Про Джойса она ничего не слышала, а вот имена художников, зачавших, раздувших и восславивших парижский миф, были ей отлично известны… Она, к примеру, могла бы перечислить едва ли не всех обитателей «Улья». И не только имена знала – их картины, манеры; и известны были ей названия бежавших наперегонки художественных течений. Модернистское искусство – тогда ещё говорили «левое» – сначала и вовсе запретное, потом полузапретное искусство – признавалась – ещё в детские годы учёбы в рисовальном кружке Дворца пионеров, у Левина, сводило её с ума.
– Правда, это молодой Сальвадор Дали? Юра, ты не шутишь? Ещё без закрученных длинных усов? А как зовут его русскую жену? Оба они ещё живы, правда? И до сих пор коленца выкидывают? Юра, а это кто – Сутин? А почему Модильяни среди них нет? Он уже тогда умер? Он очень красивый был, романтично-красивый, правда? Боже, Пикассо? Такой коротышка-кочерыжка, – Катя, обжигающая, горячая-горячая, прижималась к Германтову, как если бы был он фантастичным, но нормальным и реальным при этом, с головой, руками, ногами, живым и близким, связующим звеном между ней и гениальными творцами художественных чудес, сгрудившимися когда-то по воле фотослучая у двойной витринки книжного магазина.
– Я теперь знаю, куда я убежать хочу – хочу в Париж… Бежим вместе? – засмеялась: – Хочу убежать со своим французом.
– Как в Тулу со своим самоваром?
Она заливалась счастливым смехом – предвкушала все перипетии совместного их побега.
– К побегу, – говорила, прижавшись, – сошью себе что-нибудь новенькое из ряда вон, чтобы в парижскую грязь лицом не ударить, и даже шляпку сварганю с букетиком из бархатных анютиных глазок, – и шептала, шептала: – Как повезло мне, как повезло, что я тебя встретила, мы будем до смерти неразлучны, правда?

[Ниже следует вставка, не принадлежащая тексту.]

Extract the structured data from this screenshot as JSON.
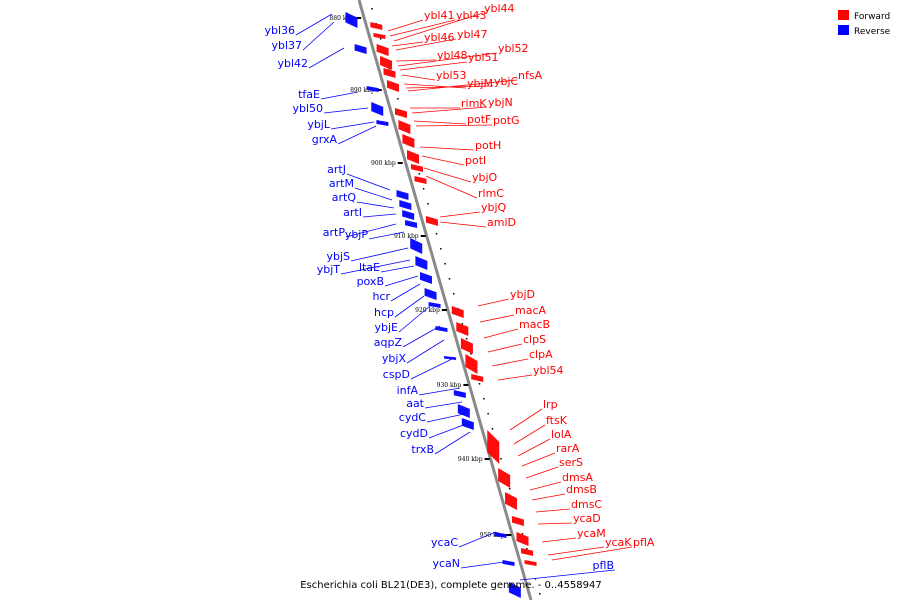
{
  "caption": "Escherichia coli BL21(DE3), complete genome. - 0..4558947",
  "colors": {
    "forward": "#ff0000",
    "reverse": "#0000ff",
    "backbone": "#909090"
  },
  "legend": [
    {
      "label": "Forward",
      "color": "#ff0000"
    },
    {
      "label": "Reverse",
      "color": "#0000ff"
    }
  ],
  "kbp_markers": [
    "880 kbp",
    "890 kbp",
    "900 kbp",
    "910 kbp",
    "920 kbp",
    "930 kbp",
    "940 kbp",
    "950 kbp"
  ],
  "forward_genes": [
    "ybl41",
    "ybl43",
    "ybl44",
    "ybl46",
    "ybl47",
    "ybl48",
    "ybl52",
    "ybl51",
    "ybl53",
    "ybjM",
    "ybjC",
    "nfsA",
    "rimK",
    "ybjN",
    "potF",
    "potG",
    "potH",
    "potI",
    "ybjO",
    "rlmC",
    "ybjQ",
    "amiD",
    "ybjD",
    "macA",
    "macB",
    "clpS",
    "clpA",
    "ybl54",
    "lrp",
    "ftsK",
    "lolA",
    "rarA",
    "serS",
    "dmsA",
    "dmsB",
    "dmsC",
    "ycaD",
    "ycaM",
    "ycaK",
    "pflA"
  ],
  "reverse_genes": [
    "ybl36",
    "ybl37",
    "ybl42",
    "tfaE",
    "ybl50",
    "ybjL",
    "grxA",
    "artJ",
    "artM",
    "artQ",
    "artI",
    "artP",
    "ybjP",
    "ybjS",
    "ybjT",
    "ltaE",
    "poxB",
    "hcr",
    "hcp",
    "ybjE",
    "aqpZ",
    "ybjX",
    "cspD",
    "infA",
    "aat",
    "cydC",
    "cydD",
    "trxB",
    "ycaC",
    "ycaN",
    "pflB"
  ]
}
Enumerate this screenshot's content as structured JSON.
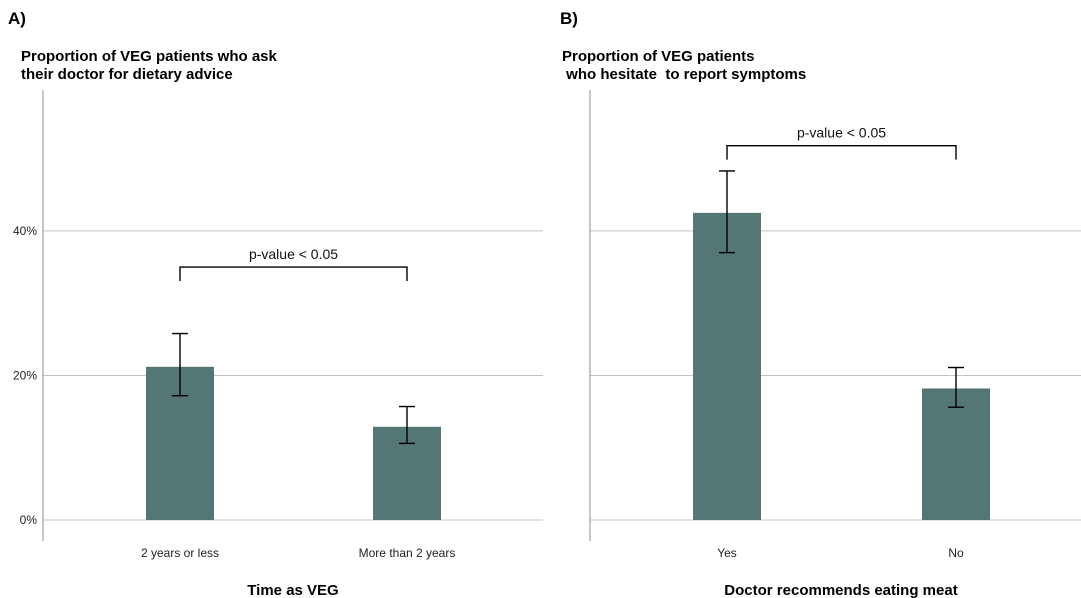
{
  "colors": {
    "bar": "#547776",
    "grid": "#c4c4c4",
    "axis": "#8c8c8c"
  },
  "chart_data": [
    {
      "type": "bar",
      "panel_label": "A)",
      "title": [
        "Proportion of VEG patients who ask",
        "their doctor for dietary advice"
      ],
      "xlabel": "Time as VEG",
      "ylabel": "",
      "categories": [
        "2 years or less",
        "More than 2 years"
      ],
      "values": [
        21.2,
        12.9
      ],
      "error_low": [
        17.2,
        10.6
      ],
      "error_high": [
        25.8,
        15.7
      ],
      "ylim": [
        0,
        59.5
      ],
      "yticks": [
        0,
        20,
        40
      ],
      "ytick_labels": [
        "0%",
        "20%",
        "40%"
      ],
      "grid": true,
      "annotation": {
        "text": "p-value < 0.05",
        "y": 35.0
      }
    },
    {
      "type": "bar",
      "panel_label": "B)",
      "title": [
        "Proportion of VEG patients",
        " who hesitate  to report symptoms"
      ],
      "xlabel": "Doctor recommends eating meat",
      "ylabel": "",
      "categories": [
        "Yes",
        "No"
      ],
      "values": [
        42.5,
        18.2
      ],
      "error_low": [
        37.0,
        15.6
      ],
      "error_high": [
        48.3,
        21.1
      ],
      "ylim": [
        0,
        59.5
      ],
      "yticks": [
        0,
        20,
        40
      ],
      "ytick_labels": [
        "",
        "",
        ""
      ],
      "grid": true,
      "annotation": {
        "text": "p-value < 0.05",
        "y": 51.8
      }
    }
  ]
}
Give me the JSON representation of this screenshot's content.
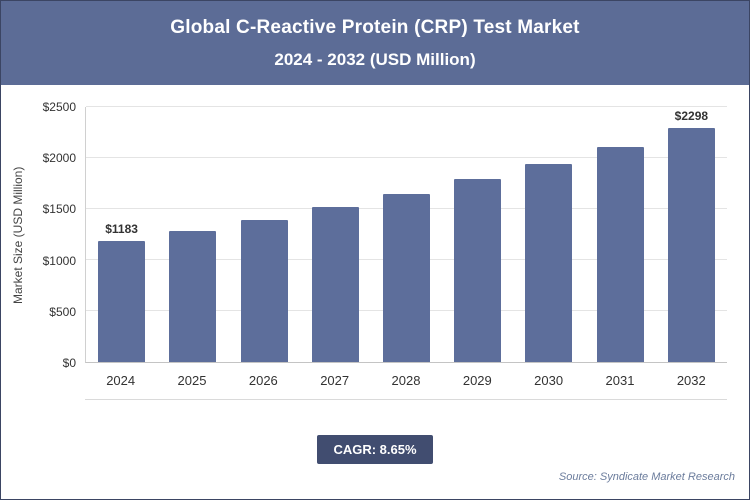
{
  "header": {
    "title": "Global C-Reactive Protein (CRP) Test Market",
    "subtitle": "2024 - 2032 (USD Million)"
  },
  "chart_data": {
    "type": "bar",
    "title": "Global C-Reactive Protein (CRP) Test Market 2024 - 2032 (USD Million)",
    "categories": [
      "2024",
      "2025",
      "2026",
      "2027",
      "2028",
      "2029",
      "2030",
      "2031",
      "2032"
    ],
    "values": [
      1183,
      1285,
      1395,
      1515,
      1650,
      1790,
      1945,
      2110,
      2298
    ],
    "bar_labels": [
      "$1183",
      "",
      "",
      "",
      "",
      "",
      "",
      "",
      "$2298"
    ],
    "xlabel": "",
    "ylabel": "Market Size (USD Million)",
    "ylim": [
      0,
      2500
    ],
    "yticks": [
      0,
      500,
      1000,
      1500,
      2000,
      2500
    ],
    "ytick_labels": [
      "$0",
      "$500",
      "$1000",
      "$1500",
      "$2000",
      "$2500"
    ],
    "bar_color": "#5d6e9b",
    "grid": true,
    "legend": false
  },
  "footer": {
    "cagr_label": "CAGR: 8.65%",
    "source": "Source: Syndicate Market Research"
  },
  "colors": {
    "header_bg": "#5c6c96",
    "bar": "#5d6e9b",
    "badge_bg": "#414d70"
  }
}
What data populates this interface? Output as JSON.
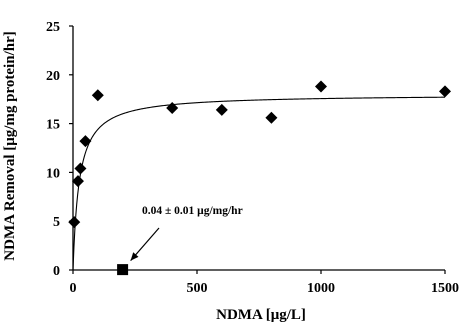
{
  "chart_data": {
    "type": "scatter",
    "xlabel": "NDMA [μg/L]",
    "ylabel": "NDMA Removal [μg/mg protein/hr]",
    "xlim": [
      0,
      1500
    ],
    "ylim": [
      0,
      25
    ],
    "x_ticks": [
      0,
      500,
      1000,
      1500
    ],
    "y_ticks": [
      0,
      5,
      10,
      15,
      20,
      25
    ],
    "grid": false,
    "legend": "none",
    "series": [
      {
        "marker": "diamond",
        "color": "#000000",
        "points": [
          {
            "x": 5,
            "y": 4.9
          },
          {
            "x": 20,
            "y": 9.1
          },
          {
            "x": 30,
            "y": 10.4
          },
          {
            "x": 50,
            "y": 13.2
          },
          {
            "x": 100,
            "y": 17.9
          },
          {
            "x": 400,
            "y": 16.6
          },
          {
            "x": 600,
            "y": 16.4
          },
          {
            "x": 800,
            "y": 15.6
          },
          {
            "x": 1000,
            "y": 18.8
          },
          {
            "x": 1500,
            "y": 18.3
          }
        ]
      },
      {
        "marker": "square",
        "color": "#000000",
        "points": [
          {
            "x": 200,
            "y": 0.04
          }
        ]
      }
    ],
    "fit_curve": {
      "model": "michaelis-menten",
      "vmax": 18.0,
      "km": 25,
      "color": "#000000"
    },
    "annotation": {
      "text": "0.04 ± 0.01 μg/mg/hr",
      "target": {
        "x": 200,
        "y": 0.04
      }
    }
  }
}
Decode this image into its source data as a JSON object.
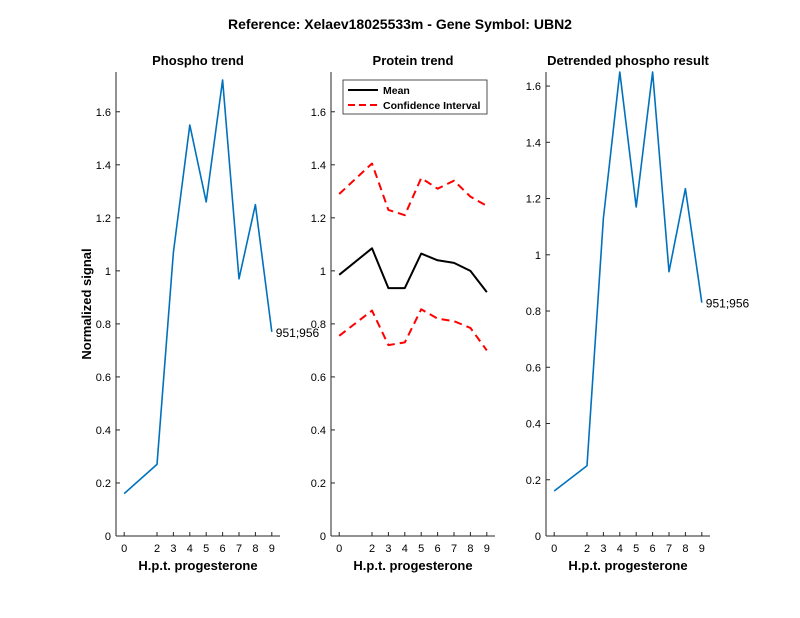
{
  "figure_title": "Reference:  Xelaev18025533m - Gene Symbol:  UBN2",
  "colors": {
    "phospho": "#0072BD",
    "mean": "#000000",
    "ci": "#FF0000"
  },
  "chart_data": [
    {
      "type": "line",
      "title": "Phospho trend",
      "xlabel": "H.p.t. progesterone",
      "ylabel": "Normalized signal",
      "x": [
        0,
        2,
        3,
        4,
        5,
        6,
        7,
        8,
        9
      ],
      "xlim": [
        -0.5,
        9.5
      ],
      "ylim": [
        0,
        1.75
      ],
      "yticks": [
        0,
        0.2,
        0.4,
        0.6,
        0.8,
        1,
        1.2,
        1.4,
        1.6
      ],
      "ytick_labels": [
        "0",
        "0.2",
        "0.4",
        "0.6",
        "0.8",
        "1",
        "1.2",
        "1.4",
        "1.6"
      ],
      "series": [
        {
          "values": [
            0.16,
            0.27,
            1.07,
            1.55,
            1.26,
            1.72,
            0.97,
            1.25,
            0.77
          ]
        }
      ],
      "annotation": {
        "text": "951;956",
        "x": 9,
        "y": 0.77
      }
    },
    {
      "type": "line",
      "title": "Protein trend",
      "xlabel": "H.p.t. progesterone",
      "ylabel": "",
      "x": [
        0,
        2,
        3,
        4,
        5,
        6,
        7,
        8,
        9
      ],
      "xlim": [
        -0.5,
        9.5
      ],
      "ylim": [
        0,
        1.75
      ],
      "yticks": [
        0,
        0.2,
        0.4,
        0.6,
        0.8,
        1,
        1.2,
        1.4,
        1.6
      ],
      "ytick_labels": [
        "0",
        "0.2",
        "0.4",
        "0.6",
        "0.8",
        "1",
        "1.2",
        "1.4",
        "1.6"
      ],
      "legend": "top-left",
      "series": [
        {
          "name": "Mean",
          "style": "solid",
          "values": [
            0.985,
            1.085,
            0.935,
            0.935,
            1.065,
            1.04,
            1.03,
            1.0,
            0.92
          ]
        },
        {
          "name": "Confidence Interval",
          "style": "dashed",
          "values": [
            1.29,
            1.405,
            1.23,
            1.21,
            1.35,
            1.31,
            1.34,
            1.28,
            1.245
          ]
        },
        {
          "name": "",
          "style": "dashed",
          "values": [
            0.755,
            0.85,
            0.72,
            0.73,
            0.855,
            0.82,
            0.81,
            0.785,
            0.7
          ]
        }
      ]
    },
    {
      "type": "line",
      "title": "Detrended phospho result",
      "xlabel": "H.p.t. progesterone",
      "ylabel": "",
      "x": [
        0,
        2,
        3,
        4,
        5,
        6,
        7,
        8,
        9
      ],
      "xlim": [
        -0.5,
        9.5
      ],
      "ylim": [
        0,
        1.65
      ],
      "yticks": [
        0,
        0.2,
        0.4,
        0.6,
        0.8,
        1,
        1.2,
        1.4,
        1.6
      ],
      "ytick_labels": [
        "0",
        "0.2",
        "0.4",
        "0.6",
        "0.8",
        "1",
        "1.2",
        "1.4",
        "1.6"
      ],
      "series": [
        {
          "values": [
            0.16,
            0.25,
            1.13,
            1.65,
            1.17,
            1.65,
            0.94,
            1.235,
            0.83
          ]
        }
      ],
      "annotation": {
        "text": "951;956",
        "x": 9,
        "y": 0.83
      }
    }
  ]
}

Я уже бы без тебя не смогла б и денька прожить. Ты так интересно мне всё рассказываешь и – показывать интересно будешь, да? Ты будешь моим живым путеводителем. Юра, я тебя безумно люблю. А ты, Юра, способен умереть от любви? – и, не дожидаясь его ответа, спешила сообщить: – Я способна, – и ещё шептала: – Сначала убежим в Париж, хорошо? А уж потом, вместе, когда умрём в один день, – на другую махнём планету.